Google Cloud introduces pipelines for those beyond ML prototyping

Google Cloud introduces pipelines for those beyond ML prototyping

The Google Cloud team just celebrated the beta launch of its AI Platform Pipelines feature with a couple of additions and improvements to the machine learning workflow execution environment.

The product was started to provide those at the beginning of their machine learning journey with a way to “deploy robust, repeatable machine learning pipelines along with monitoring, auditing, version tracking, and reproducibility” in an “easy to install, secure” environment. It is therefore mainly made up of the infrastructural component needed to run the workflows, as well as tools for creating and sharing pipelines.

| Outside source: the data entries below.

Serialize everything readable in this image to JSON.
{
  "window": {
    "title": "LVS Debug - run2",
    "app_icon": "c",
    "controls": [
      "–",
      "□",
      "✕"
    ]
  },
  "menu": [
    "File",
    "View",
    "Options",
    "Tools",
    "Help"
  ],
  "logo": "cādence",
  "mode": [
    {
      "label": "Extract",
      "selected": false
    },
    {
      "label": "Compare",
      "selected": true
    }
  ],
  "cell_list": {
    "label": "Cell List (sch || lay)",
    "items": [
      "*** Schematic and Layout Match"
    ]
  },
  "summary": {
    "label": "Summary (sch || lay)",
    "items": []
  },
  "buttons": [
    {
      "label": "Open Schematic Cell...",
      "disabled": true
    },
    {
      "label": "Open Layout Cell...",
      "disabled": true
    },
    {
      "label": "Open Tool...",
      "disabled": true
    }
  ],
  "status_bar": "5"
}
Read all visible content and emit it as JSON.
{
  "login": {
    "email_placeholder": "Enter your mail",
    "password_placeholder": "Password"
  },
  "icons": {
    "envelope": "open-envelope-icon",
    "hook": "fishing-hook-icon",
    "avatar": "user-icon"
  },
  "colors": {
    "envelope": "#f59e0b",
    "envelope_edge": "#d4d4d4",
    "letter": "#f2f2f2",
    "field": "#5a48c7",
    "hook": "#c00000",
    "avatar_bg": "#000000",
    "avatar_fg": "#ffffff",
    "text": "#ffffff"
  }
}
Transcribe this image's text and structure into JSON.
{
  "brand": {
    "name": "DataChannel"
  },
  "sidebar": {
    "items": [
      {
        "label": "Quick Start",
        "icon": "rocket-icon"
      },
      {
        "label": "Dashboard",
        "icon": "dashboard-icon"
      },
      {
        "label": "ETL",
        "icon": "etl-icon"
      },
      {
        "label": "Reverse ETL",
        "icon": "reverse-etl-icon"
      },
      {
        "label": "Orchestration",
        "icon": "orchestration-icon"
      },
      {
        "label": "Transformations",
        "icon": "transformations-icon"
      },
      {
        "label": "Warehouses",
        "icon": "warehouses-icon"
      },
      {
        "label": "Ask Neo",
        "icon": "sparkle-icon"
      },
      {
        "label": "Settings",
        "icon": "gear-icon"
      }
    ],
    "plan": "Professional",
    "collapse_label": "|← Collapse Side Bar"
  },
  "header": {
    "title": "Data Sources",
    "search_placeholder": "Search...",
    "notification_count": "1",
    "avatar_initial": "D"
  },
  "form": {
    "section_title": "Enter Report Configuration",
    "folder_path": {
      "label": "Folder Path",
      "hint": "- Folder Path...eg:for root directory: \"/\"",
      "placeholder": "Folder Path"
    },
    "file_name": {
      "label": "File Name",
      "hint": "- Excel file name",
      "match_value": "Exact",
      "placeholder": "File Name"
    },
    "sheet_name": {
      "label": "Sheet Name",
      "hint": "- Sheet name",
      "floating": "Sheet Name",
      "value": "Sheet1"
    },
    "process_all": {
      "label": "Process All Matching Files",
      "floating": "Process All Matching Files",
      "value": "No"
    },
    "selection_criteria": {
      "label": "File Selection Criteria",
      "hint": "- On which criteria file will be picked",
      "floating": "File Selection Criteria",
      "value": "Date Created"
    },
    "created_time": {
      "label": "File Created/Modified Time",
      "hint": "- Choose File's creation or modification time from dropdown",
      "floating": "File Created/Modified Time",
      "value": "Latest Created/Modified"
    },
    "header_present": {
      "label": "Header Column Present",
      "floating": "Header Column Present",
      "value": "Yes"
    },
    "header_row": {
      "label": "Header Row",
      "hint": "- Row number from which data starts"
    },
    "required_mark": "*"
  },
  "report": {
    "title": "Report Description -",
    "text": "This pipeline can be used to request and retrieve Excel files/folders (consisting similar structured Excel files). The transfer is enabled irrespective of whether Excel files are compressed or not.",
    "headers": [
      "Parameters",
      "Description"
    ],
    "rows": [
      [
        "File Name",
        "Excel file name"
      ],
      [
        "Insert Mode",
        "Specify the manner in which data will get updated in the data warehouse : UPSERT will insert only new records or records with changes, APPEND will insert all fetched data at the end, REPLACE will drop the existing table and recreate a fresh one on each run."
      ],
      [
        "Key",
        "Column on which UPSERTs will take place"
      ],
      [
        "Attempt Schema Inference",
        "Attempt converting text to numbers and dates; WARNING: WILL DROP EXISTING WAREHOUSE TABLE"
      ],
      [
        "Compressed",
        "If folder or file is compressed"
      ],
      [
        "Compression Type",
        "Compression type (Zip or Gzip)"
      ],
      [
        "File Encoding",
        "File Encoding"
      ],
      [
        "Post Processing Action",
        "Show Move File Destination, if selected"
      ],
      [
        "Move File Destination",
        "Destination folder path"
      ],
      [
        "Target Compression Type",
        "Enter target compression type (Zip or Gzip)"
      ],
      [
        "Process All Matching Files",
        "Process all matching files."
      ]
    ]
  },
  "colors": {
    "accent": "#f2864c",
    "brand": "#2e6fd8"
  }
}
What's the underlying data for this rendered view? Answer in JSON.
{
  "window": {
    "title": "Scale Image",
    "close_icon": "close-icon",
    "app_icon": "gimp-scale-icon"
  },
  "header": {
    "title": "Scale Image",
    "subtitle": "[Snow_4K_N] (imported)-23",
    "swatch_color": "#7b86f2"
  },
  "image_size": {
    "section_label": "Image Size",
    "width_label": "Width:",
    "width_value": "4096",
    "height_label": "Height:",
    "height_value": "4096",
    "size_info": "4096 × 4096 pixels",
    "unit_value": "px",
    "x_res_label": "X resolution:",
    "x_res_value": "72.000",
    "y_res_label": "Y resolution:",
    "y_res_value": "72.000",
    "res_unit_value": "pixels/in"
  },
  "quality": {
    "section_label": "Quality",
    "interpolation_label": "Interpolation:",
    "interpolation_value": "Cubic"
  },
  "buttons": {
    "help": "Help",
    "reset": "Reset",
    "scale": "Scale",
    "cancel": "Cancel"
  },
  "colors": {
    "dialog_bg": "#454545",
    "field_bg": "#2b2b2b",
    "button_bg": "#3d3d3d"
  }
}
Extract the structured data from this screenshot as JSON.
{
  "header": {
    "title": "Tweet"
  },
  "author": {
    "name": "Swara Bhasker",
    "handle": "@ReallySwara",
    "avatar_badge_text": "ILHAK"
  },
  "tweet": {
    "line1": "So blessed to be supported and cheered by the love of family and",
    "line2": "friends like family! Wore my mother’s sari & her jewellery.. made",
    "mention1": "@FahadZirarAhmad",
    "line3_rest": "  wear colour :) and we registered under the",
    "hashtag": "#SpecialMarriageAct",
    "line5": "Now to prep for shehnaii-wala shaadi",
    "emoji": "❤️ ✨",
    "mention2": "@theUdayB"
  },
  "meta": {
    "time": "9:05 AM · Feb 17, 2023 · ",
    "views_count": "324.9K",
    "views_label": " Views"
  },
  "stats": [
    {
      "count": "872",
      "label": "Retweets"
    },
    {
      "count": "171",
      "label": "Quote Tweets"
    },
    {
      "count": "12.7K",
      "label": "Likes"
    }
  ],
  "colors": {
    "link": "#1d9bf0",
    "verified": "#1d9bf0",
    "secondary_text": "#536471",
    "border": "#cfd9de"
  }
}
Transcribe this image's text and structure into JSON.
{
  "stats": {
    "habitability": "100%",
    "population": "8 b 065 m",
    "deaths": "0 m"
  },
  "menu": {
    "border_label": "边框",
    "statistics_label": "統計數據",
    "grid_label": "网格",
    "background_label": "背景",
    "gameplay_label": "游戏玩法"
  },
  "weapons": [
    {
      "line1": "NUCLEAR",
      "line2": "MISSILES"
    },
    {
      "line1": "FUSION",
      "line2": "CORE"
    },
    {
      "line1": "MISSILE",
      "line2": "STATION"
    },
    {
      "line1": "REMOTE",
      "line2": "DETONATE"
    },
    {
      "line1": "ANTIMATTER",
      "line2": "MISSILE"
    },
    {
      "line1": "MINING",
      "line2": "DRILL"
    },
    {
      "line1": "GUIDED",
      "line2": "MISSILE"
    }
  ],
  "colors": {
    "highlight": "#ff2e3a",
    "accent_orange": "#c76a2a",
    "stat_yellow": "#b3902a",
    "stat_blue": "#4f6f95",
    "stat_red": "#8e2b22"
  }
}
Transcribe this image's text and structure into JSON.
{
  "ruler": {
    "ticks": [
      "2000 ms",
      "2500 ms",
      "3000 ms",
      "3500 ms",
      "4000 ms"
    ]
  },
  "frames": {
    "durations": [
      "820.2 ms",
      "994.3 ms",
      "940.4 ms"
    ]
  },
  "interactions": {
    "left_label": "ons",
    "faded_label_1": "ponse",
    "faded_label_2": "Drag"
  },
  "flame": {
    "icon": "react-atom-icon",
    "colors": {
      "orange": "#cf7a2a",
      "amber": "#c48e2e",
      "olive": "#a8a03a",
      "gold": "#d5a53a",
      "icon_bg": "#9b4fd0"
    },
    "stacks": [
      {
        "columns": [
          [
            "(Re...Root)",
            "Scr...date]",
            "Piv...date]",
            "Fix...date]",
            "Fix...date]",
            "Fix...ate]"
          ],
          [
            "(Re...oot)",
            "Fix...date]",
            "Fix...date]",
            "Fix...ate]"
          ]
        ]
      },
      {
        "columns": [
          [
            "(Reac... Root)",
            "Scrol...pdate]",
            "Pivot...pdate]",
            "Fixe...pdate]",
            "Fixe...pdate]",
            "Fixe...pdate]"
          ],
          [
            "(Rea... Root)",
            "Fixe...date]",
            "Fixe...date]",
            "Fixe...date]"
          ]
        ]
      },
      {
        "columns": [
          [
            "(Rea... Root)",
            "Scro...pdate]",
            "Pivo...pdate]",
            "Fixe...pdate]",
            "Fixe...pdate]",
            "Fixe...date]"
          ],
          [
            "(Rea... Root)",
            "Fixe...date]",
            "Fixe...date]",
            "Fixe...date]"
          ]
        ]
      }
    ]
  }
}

Since the service is part of Google Cloud, it can be quickly installed via the company’s cloud console, which also takes care of access management. Options for the building pipelines part boil down to the Kubeflow Pipelines SDK, which isn’t surprising given that the AI Platform Pipelines run on a GKE cluster, and the development kit for TensorFlow Extended (TFX), TF’s end-to-end machine learning platform. 

Offering support for both SDKs makes sure that the offering isn’t confined to TensorFlow users only and customers have more flexibility when looking to modify pipelines.

In the now available version, besides providing direct access to TFX templates through the AI Platform Pipelines’ Getting Started page, the service also comes with pipeline versioning opportunities. Multiple versions of a pipeline can be grouped and managed together through the UI if needed as well.

Observability meanwhile is realised through TFX’s ML Metadata library, which is supposed to automatically log artifacts, such as models or data statistics, used in each step, along with pipeline parameters, linkage across artifacts and the associated pipeline steps.

In the near future, the Google Cloud team promises to look into multi-user isolation among other things. This is meant to help control who can do what with which resources better. Other items on the todo list include support for workload identities, ways to easily set up off-cluster storage for backend data (job histories and such), and more workflow templates.